The first part of the report will contain a series of recommendations on the topic of electoral communications, covering subjects such as election advertising, the role of social media and the privacy of elector information.
The second part will address other issues that arose during and after the 43rd and 44th general elections. Among other things, this part will include recommendations with the objective to decrease the number of special ballots that are received after polling day.
Finally, the report will also include recommendations from the Commissioner of Canada Elections for better compliance with, and enforcement, of the Act.
I plan to submit my report to the Speaker at the end of May; once tabled, the report will be referred to this Committee. I look forward to working with the Committee as it reviews these recommendations.
Moving Forward/Return to Readiness
Moving forward, our immediate priority is to ensure that the agency is well-positioned to deliver the next election.
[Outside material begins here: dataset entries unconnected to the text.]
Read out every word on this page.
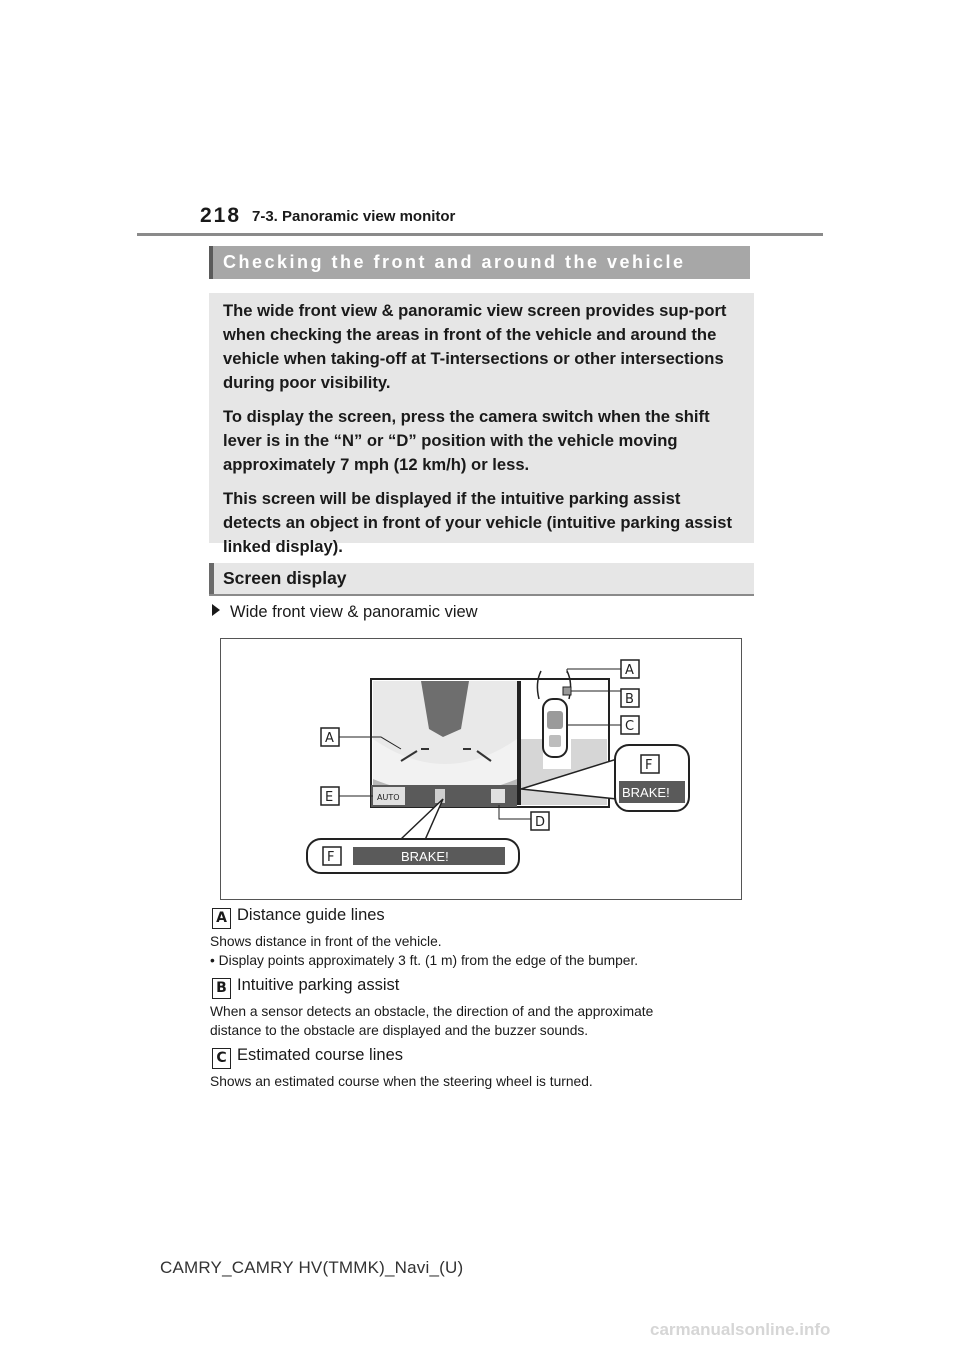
218 7-3. Panoramic view monitor
Checking the front and around the vehicle

The wide front view & panoramic view screen provides sup-port when checking the areas in front of the vehicle and around the vehicle when taking-off at T-intersections or other intersections during poor visibility.

To display the screen, press the camera switch when the shift lever is in the “N” or “D” position with the vehicle moving approximately 7 mph (12 km/h) or less.

This screen will be displayed if the intuitive parking assist detects an object in front of your vehicle (intuitive parking assist linked display).

Screen display
Wide front view & panoramic view
AUTO
A
B
C
A
E
D
F
BRAKE!
F	BRAKE!
A Distance guide lines
Shows distance in front of the vehicle.
• Display points approximately 3 ft. (1 m) from the edge of the bumper.
B Intuitive parking assist
When a sensor detects an obstacle, the direction of and the approximate
distance to the obstacle are displayed and the buzzer sounds.
C Estimated course lines
Shows an estimated course when the steering wheel is turned.
CAMRY_CAMRY HV(TMMK)_Navi_(U)
carmanualsonline.info
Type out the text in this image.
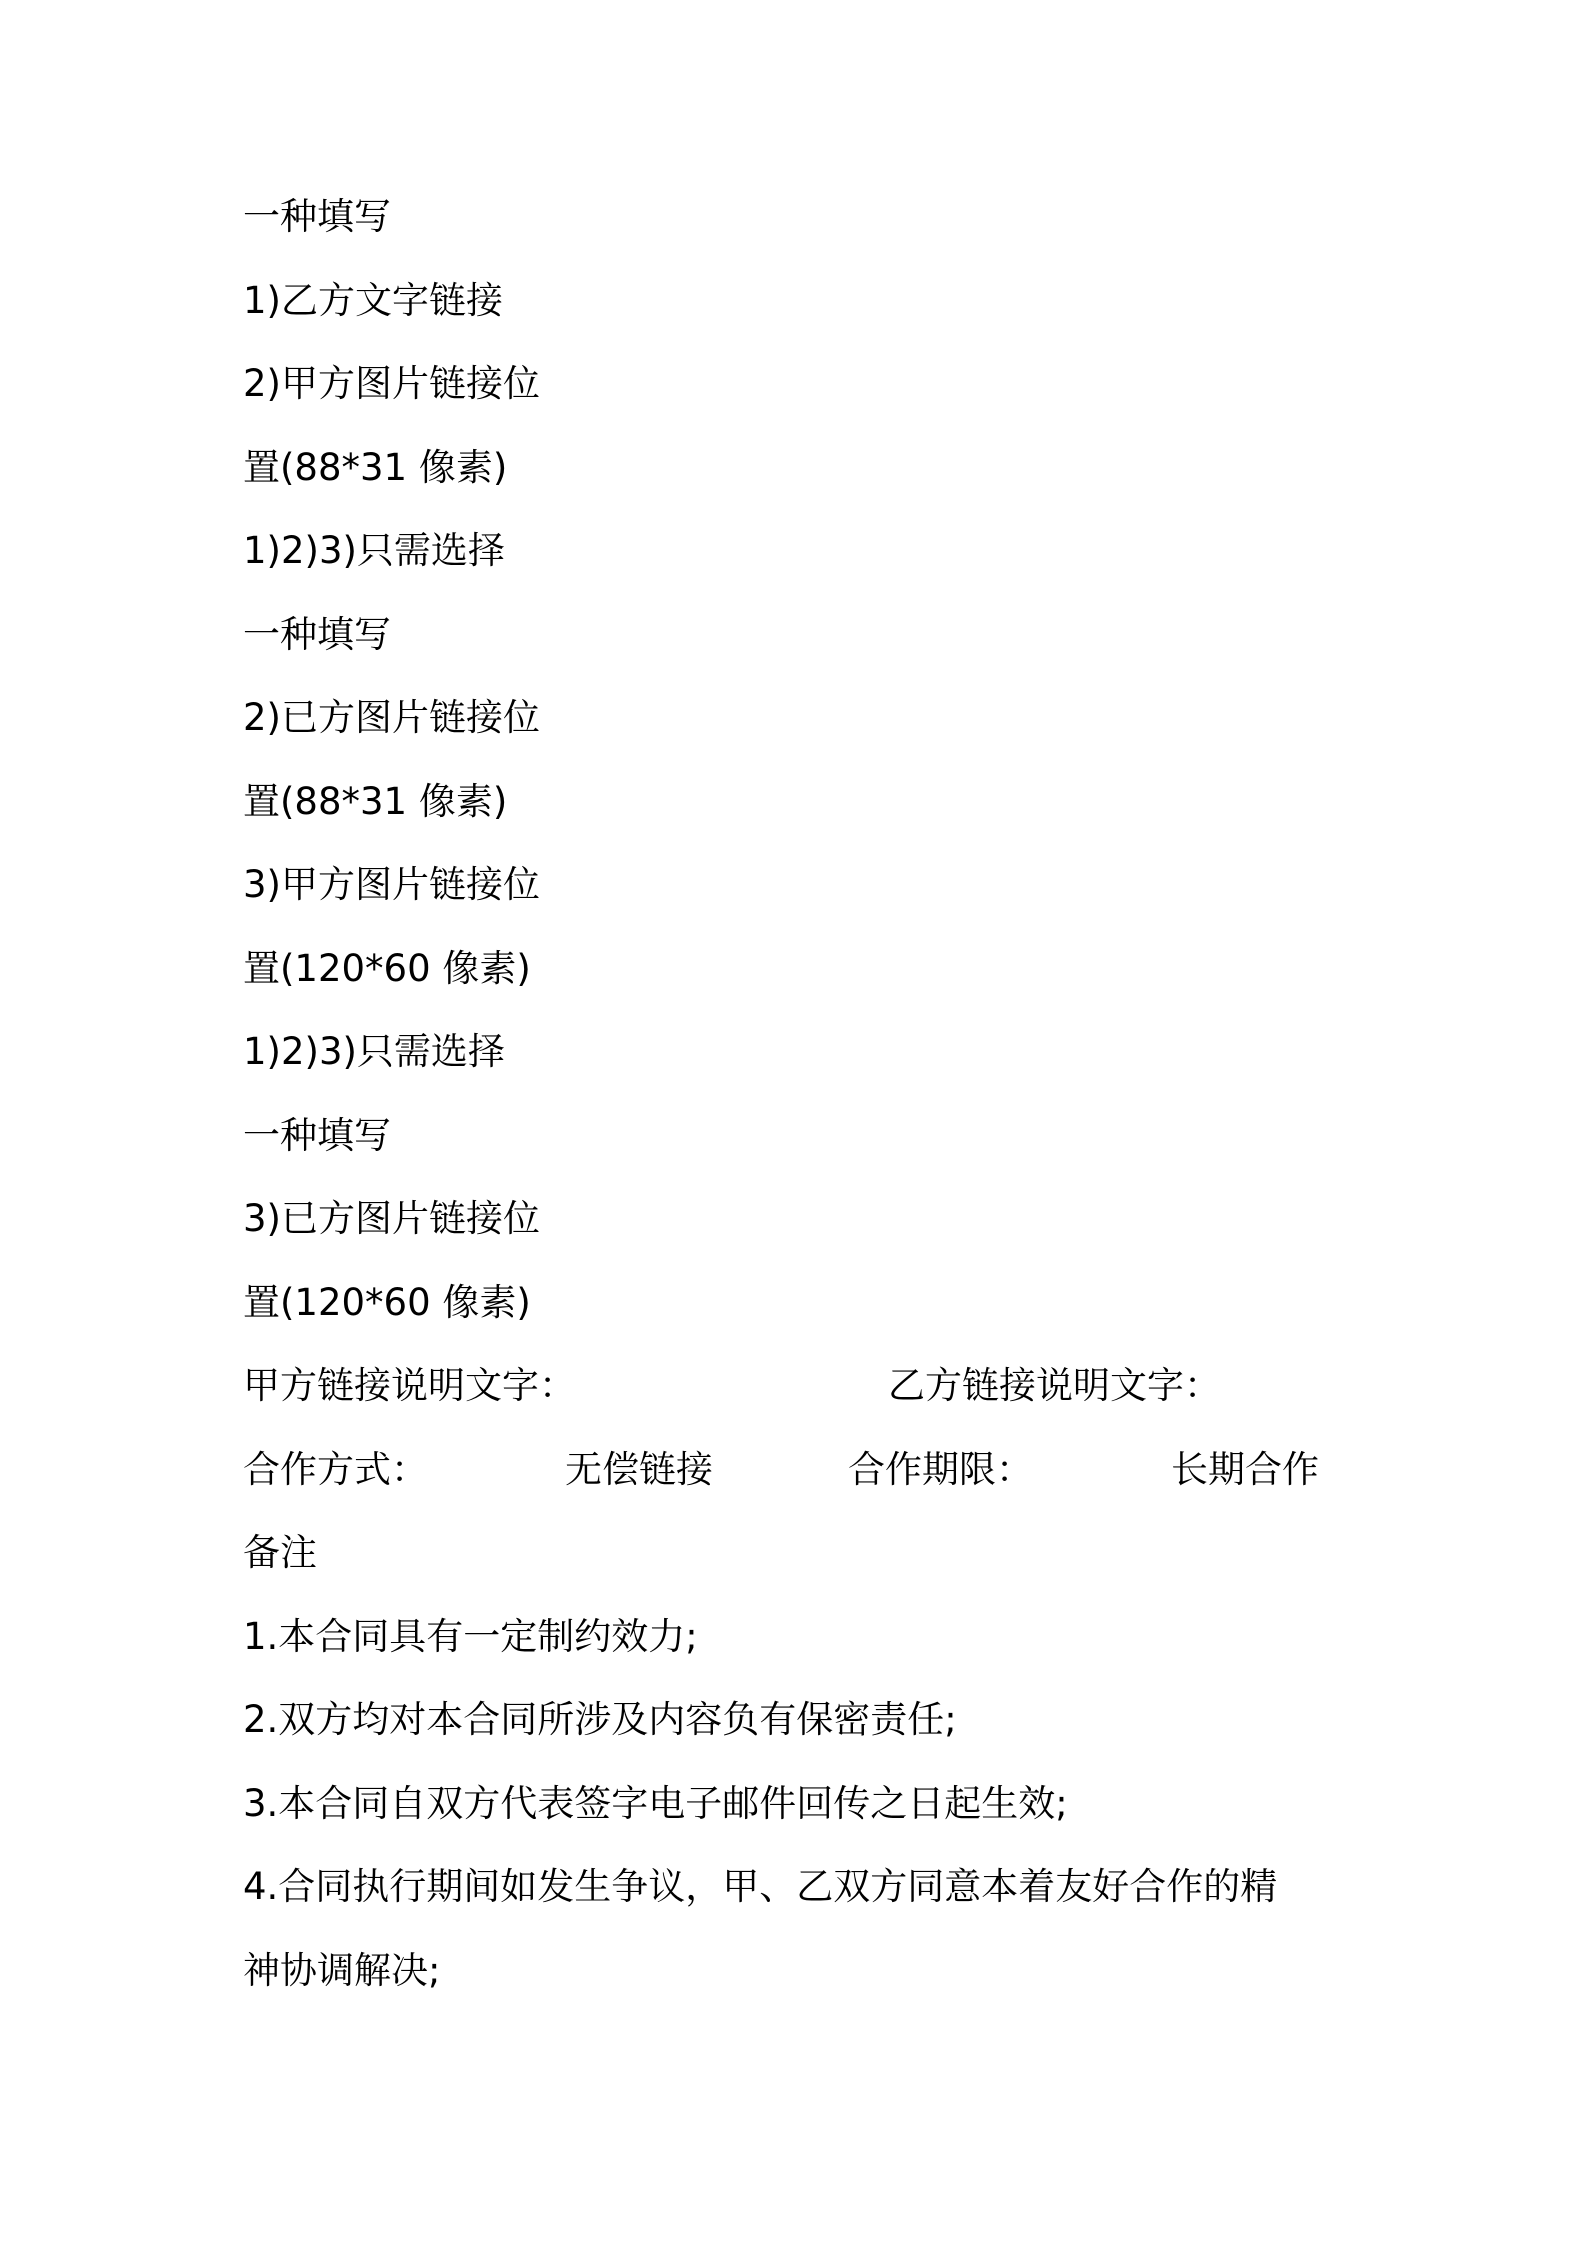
一种填写
1)乙方文字链接
2)甲方图片链接位
置(88*31 像素)
1)2)3)只需选择
一种填写
2)已方图片链接位
置(88*31 像素)
3)甲方图片链接位
置(120*60 像素)
1)2)3)只需选择
一种填写
3)已方图片链接位
置(120*60 像素)
甲方链接说明文字：	乙方链接说明文字：
合作方式：	无偿链接	合作期限：	长期合作
备注
1.本合同具有一定制约效力;
2.双方均对本合同所涉及内容负有保密责任;
3.本合同自双方代表签字电子邮件回传之日起生效;
4.合同执行期间如发生争议，甲、乙双方同意本着友好合作的精
神协调解决;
This is especially important, as the 44th general election resulted in a minority Parliament.
With this in mind, the agency is currently focusing on two short- term priorities for the next election. The first is the Vote on Campus initiative. Our goal is to be in a position to offer campus kiosks in all general elections moving forward, even outside of a fixed-date electoral calendar.
The second priority is to improve our service offerings in order to give electors in remote communities access to advance polls, even if this means having less than four advance poll days in some locations. In doing this, we hope to improve services for Indigenous voters in particular. This is in addition to the improvements we want to bring to the presence of Indigenous languages at the polls.
These two priorities do not require legislative changes, and work is already underway on both of them.
We are also undertaking work to adapt and transform our digital tools and services. Over the years, Elections Canada has developed a wide array of IT systems and databases that are not well-integrated, and many are becoming obsolete. We need to renew and simplify our IT infrastructure and develop solutions that allow us to be more agile and meet the expectations of Canadians.
Madam Chair, while I am here today to discuss the Main Estimates, I would also be happy to answer any questions from the Committee or clarify information the Committee heard regarding its study on the inclusion of Indigenous languages on federal election ballots.
Thank you. I welcome your questions.